Volksentscheid: Schweiz erleichtert Einbürgerung von Einwanderern der dritten Generation

Die Schweiz zeigt sich weltoffen. Bei einem Volksentscheid stimmte eine Mehrheit für eine erleichterte Einbürgerung der Enkel von Einwanderern. Die rechte SVP scheiterte mit ihrer Angstkampagne.
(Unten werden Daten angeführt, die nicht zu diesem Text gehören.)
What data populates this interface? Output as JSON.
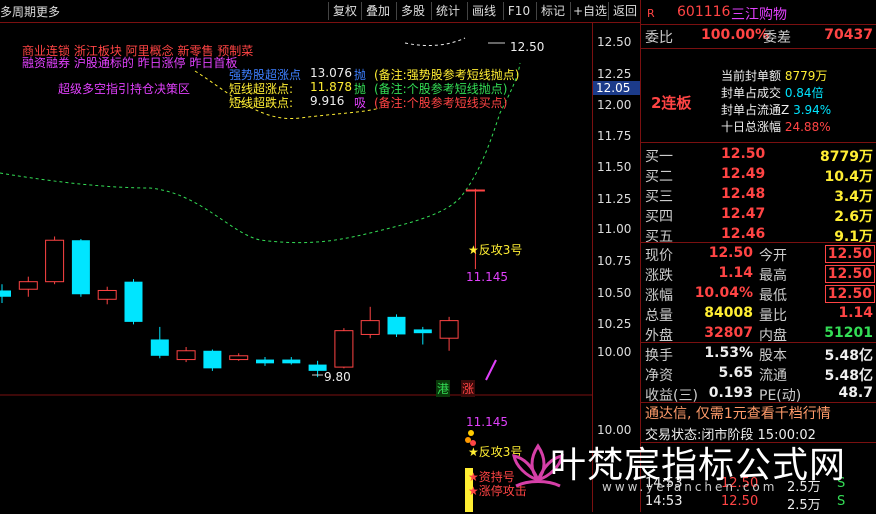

Eine klare Mehrheit der Eidgenossen stimmte am Sonntag für die erleichterte Einbürgerung junger Ausländer der dritten Generation. Damit folgen die Schweizer einem Vorschlag ihrer Regierung – und die Bürger des kleinen, reichen Landes demonstrierten, das sie in der Ausländerpolitik auch auf pragmatische Lösungen setzen. Eine ähnliche Initiative zur erleichterten Einbürgerung war noch 2004 gescheitert.

Die Schweiz ist ihre Heimat, sie sind hier zu Hause“, betonte Justizministerin Simonetta Sommaruga mit Blick auf die jungen Leute ohne Schweizer Pass. Gegen das Konzept hatte die rechtspopulistische Schweizerische Volkspartei (SVP) um den Milliardär Christoph Blocher mobil gemacht: Die SVP überzog das Land mit einer rüden Kampagne, die offen islamfeindliche Züge trug. Auf SVP-Plakaten prangte eine verschleierte Frau und es hieß: „Noch mehr Menschen aus der Türkei und dem Balkan“ würden alle Rechte als Schweizer erhalten, falls die Regierung sich mit Ihrer gefährlichen Idee einer „Masseneinbürgerung“ durchsetze. Die 40000 Einbürgerungen jährlich im dem Land mit 8,3 Millionen Einwohnern seien genug. Die Volkspartei hoffte, an ihren Triumph von 2014 anzuknüpfen: Damals sprach sich eine Mehrheit der Schweizer für die SVP-Initiative zur starken Drosselung der „Masseneinwanderung“ aus. Mit dem deutlichen Ja der Schweizer zur Einbürgerung erleidet die SVP nun eine klare Schlappe.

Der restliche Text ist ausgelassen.